Links and samples - why no full recordings to download?
You can write a lot about music, but reading can not replace listening. On this page you can link to samples of important or just popular clarinet works at Amazon's MP3 files, some links point to YouTube videos.
There would be enough space on www.the-clarinets.net and MP3 in good quality is fairly compact. Today's download speeds make it possible to load even fullscale videos. But then there is the legal problem: Until the composer is not dead for more than 70 years, you must pay fees to syndicates (like the German GEMA). That is: 25 Euro (about 30US$) per month per piece! Plus the artists who played and recorded the music want to be paid, too, let alone the record companies. So I do not run any risks and link to Amazon's MP3 Library, where you can hear the most important snippets (well organized) and to Youtube (storing an overwhelming mass of videos, some of excellent quality - depending on your bandwidht). If you want better quality in full length, besides buying the CD maybe you go and check your local public library (some - like my local one - have got excellent classical CD collections).
Do you miss any recording? I'd like to receive eMail from you with suggestions!
Most clarinet music you hear is composed; only a small part - like Jazz or some folk music, e.g. Klezmer - will be improvised. Some of those compositions are important, famous milestones for clarinet music and therefore well known even to a wide public, like Mozart's and Weber's clarinet concertos, the beginnning of Gershwin's Rhapsody in Blue or "the cat" in "Peter and the Wulf". Others are hardly ever played in radio but still interesting. You find the best known parts listed by composer in chronological order.
Clarinet concerto in A: most popular of all, 3 movements:1st movement, Allegro - on YouTube: Sharon Kam (Video)
2nd movement, Adagio - on You Tube: "Vienna's Ladie's Philharmony" (Video)
3rd movement, Rondo - Amazon: Jack Brymer
Clarinet quintett in A: KV 581
Clar. concerto Nr. 1 f-major 73: Sabine Meyer, © EMI, 3 movements:
(unfortunately the sample of the first movement is without clarinet)
Sonata Nr. 1 in f (4 movements) und Sonata Nr. 2 in E-flat (3 movements)
Improvised music - like Jazz or some folk music, e.g. Klezmer - is not or at least not fully composed. Therefore the interpret or at least the original interpret becomes more prominent than the interpret in classical music.
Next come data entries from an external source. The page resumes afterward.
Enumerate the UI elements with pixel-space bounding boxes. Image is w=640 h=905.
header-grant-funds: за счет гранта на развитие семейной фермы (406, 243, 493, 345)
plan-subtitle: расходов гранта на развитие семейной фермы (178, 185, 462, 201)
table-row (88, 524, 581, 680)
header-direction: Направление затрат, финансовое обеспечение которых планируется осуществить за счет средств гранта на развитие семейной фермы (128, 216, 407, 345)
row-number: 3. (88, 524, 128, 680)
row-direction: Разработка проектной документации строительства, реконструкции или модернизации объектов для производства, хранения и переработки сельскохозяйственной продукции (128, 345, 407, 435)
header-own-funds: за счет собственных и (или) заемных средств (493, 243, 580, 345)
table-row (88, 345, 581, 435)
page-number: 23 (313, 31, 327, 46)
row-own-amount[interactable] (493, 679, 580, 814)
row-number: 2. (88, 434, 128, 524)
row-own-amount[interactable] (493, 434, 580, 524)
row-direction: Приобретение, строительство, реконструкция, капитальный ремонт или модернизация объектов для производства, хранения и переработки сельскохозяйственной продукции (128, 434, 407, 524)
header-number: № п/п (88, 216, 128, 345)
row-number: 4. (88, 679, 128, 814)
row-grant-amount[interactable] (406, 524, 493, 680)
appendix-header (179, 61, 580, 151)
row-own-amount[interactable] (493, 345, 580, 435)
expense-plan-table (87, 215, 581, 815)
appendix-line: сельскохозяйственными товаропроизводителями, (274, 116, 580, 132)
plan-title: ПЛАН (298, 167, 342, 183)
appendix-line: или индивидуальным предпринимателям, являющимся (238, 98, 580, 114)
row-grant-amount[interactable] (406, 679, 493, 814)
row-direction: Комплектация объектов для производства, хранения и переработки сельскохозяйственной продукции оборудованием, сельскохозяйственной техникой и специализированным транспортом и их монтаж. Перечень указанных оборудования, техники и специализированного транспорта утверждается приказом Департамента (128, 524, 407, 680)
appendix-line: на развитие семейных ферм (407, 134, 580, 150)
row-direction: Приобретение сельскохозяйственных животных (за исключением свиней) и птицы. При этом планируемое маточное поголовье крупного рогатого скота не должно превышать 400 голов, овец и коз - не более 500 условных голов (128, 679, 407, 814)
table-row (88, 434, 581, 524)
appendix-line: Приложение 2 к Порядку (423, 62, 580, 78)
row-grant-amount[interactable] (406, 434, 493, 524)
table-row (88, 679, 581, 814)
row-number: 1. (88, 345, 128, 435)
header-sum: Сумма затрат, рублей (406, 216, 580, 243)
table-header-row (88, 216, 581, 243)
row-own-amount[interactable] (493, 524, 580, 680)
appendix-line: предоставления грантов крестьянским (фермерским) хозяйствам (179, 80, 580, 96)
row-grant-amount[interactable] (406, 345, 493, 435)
In Jazz you can see a change of the clarinet's role in the ensembles over time: In early jazz which was played with small ensembles, equipped with simple instruments from military marching bands, the clarinet was the second melody instrument next to the trumpet. This is true for all traditional jazz bands that evolve from the dixieland style, like Armstrong's and Benny Goodman's. In Glen Millers Big Band clarinets even replaced the trumpet, but that was an exception. The more modern the jazz becomes, the more likely the clarinet is replaced with saxophones.
Klezmer is the jewish folk music style that developed in eastern Europe by assimilating eastern European, Gipsy- and oriental style music. Here the clarinet often is a prominent solo instrument. The technical style is similar to the that of a jazz musician, extreme vibrato, slurring and glissando being common elements. The genozid during the second world war has nearly fully destroyed the roots of this music, but it was revived and the style is now becoming increasingly popular not only in jewish communites.
You find excellent authentic Klezmer music in the internet, for example at http://www.klezmer.de/mp3/mp3.html ... says our reader Ulrich Heimberger. I do agree with that, but some of those pages display a politically difficult content (e.g. publishing hate messages on palestinians, supporting Jewish Settlers in Palestine etc.).
Turkish Music / Oriental Music / Music from India
I know too little to write about this music which is very different from traditional European style music (there are different harmonic scales, quarter tones etc.), but I receive mails from these countries that tell me that the clarinet has made it into their native music, too.
As western European I think I should call into memory that most of the exciting things we have today in western style music and our orchestras are basically things we learned and adapted from these Oriental - especially the Turkish - musical style. Without the Turkish we might still have just a string set and some brass. Oriental music is well worth exploring it, you find a lot about it in the internet.